必要なことは何か? 腕時計のジュエリーとしての役割を強調すること。つまり、外装品質にこだわることでした。コストが許す限り、高級腕時計に使われる素材と外装品質を取り入れることにしました。1作目のI.TARU watch Classicでは厚めのケースに非常に丁寧な鏡面研磨を施しました。高級腕時計にも携わる職人達による非常に丁寧な研磨で、入門機械式としてビジネスの場で相手に良い印象を与えることが可能なのではと考えました。
中にはケースと同様に研磨されたステンレスブレスレットと相まって華美と捉える方や、無垢ブレスレットでは重いと捉える方もいらしゃることは容易に想像できましたが、お好みでお手元や市販の時計ベルトを着けるとご自身のイメージに近づけることができます。
昔はコインエッジなどで厚みを装飾でケースの厚みを良く見せたり、暑さを目立たなくする等の工夫が高級腕時計で採られてきました。I.TARU watch Classicはサンプル品が出来上がるまで眠れぬ日もありましたが、完成品を都内高級ホテル勤務をご経験された複数のオーセンティックバーに持ち込み印象を伺ったところ、総じて好印象ということもあり製品化に踏み切ったものです。目立つ厚みが既存の腕時計好きの方々の嗜好と合わないこともある点は、ブランドとして取るべきリスクとして致し方ないと割り切りました。

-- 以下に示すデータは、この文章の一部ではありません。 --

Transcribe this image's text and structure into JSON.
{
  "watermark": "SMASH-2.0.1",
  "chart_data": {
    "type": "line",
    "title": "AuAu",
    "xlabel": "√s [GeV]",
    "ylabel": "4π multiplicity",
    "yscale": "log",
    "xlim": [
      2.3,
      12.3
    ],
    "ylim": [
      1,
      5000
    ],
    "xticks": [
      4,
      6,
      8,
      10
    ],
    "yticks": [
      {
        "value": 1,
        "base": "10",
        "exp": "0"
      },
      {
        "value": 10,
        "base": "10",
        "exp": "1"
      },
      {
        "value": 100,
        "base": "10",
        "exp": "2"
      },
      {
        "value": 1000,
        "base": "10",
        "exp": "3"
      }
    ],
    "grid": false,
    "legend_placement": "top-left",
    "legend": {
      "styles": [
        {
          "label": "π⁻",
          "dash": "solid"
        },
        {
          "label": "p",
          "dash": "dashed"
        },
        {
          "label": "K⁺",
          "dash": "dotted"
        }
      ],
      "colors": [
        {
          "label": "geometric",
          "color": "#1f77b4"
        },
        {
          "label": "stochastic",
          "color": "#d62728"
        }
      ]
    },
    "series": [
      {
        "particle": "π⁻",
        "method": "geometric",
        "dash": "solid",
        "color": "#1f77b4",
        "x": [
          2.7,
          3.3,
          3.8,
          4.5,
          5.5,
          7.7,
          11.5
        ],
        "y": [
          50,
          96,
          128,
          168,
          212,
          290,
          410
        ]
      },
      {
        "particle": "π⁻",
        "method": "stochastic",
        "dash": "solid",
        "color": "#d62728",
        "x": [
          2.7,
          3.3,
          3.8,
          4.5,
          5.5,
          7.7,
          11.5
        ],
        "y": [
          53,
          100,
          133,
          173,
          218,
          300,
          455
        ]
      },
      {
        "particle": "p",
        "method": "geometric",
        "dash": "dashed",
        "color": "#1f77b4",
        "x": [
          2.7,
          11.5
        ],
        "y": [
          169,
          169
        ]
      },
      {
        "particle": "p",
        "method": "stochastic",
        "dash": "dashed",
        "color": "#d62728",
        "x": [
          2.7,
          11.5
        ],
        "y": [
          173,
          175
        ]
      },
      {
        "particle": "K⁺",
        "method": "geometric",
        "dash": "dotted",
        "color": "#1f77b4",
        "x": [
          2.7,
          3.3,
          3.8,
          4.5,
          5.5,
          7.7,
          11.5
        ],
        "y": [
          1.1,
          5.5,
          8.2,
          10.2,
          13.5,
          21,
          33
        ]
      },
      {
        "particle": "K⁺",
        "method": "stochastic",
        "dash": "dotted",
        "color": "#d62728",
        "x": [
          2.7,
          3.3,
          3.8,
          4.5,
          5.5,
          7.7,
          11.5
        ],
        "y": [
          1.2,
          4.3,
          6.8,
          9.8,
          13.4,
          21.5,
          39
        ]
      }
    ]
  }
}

ケースに一定の厚さを与えることで、耐久性・防水性を高め、磁気帯びのリスクも減らします。スペックには載りませんが、自動巻き腕時計を初めて使う方にとって、これらは腕時計に慣れない方々にとって大切な要素です。
コミュニティーの声とブランドの独自性を両立した製品展開を
2023年3月、1回目の1 day pop-upストアを開いた際、関係者様のご尽力で関東圏の高級腕時計コミュニティーの方々10数名にお集まり頂きました。率直なご意見や今後展開が望ましいベルト、今後の文字盤の色に関するご意見など、とても貴重なご意見を頂戴しました。
その際、嬉しかったのは、1作目I.TARU watch Classicのユーザー様からこのような言葉を頂いたことです。「持っている時計の中で、学生達から一番受けが良いのがこの時計でした。」その時、視野狭窄に挑戦する試みは我々のようなアウトサイダーが担うべきと心を固めた次第です。
その後、フィリピンから購入された方もSNSで「写真だけでこの時計の良さは伝わらない。」と度々SNSに投稿されたり、先日はイギリスの腕時計Youtuber様からも「無料で腕時計Youtubeチャンネルに載せたい」との連絡を受けました。
我々はマイクロブランドでも特に個人事業であり、文字盤の同時多色展開や新製品を年数回発表できるブランドではございません。事業展開としての歩みは決して早くはありませんが、少しずつ着実に我々の取り組みを広げていきたい。そう考えております。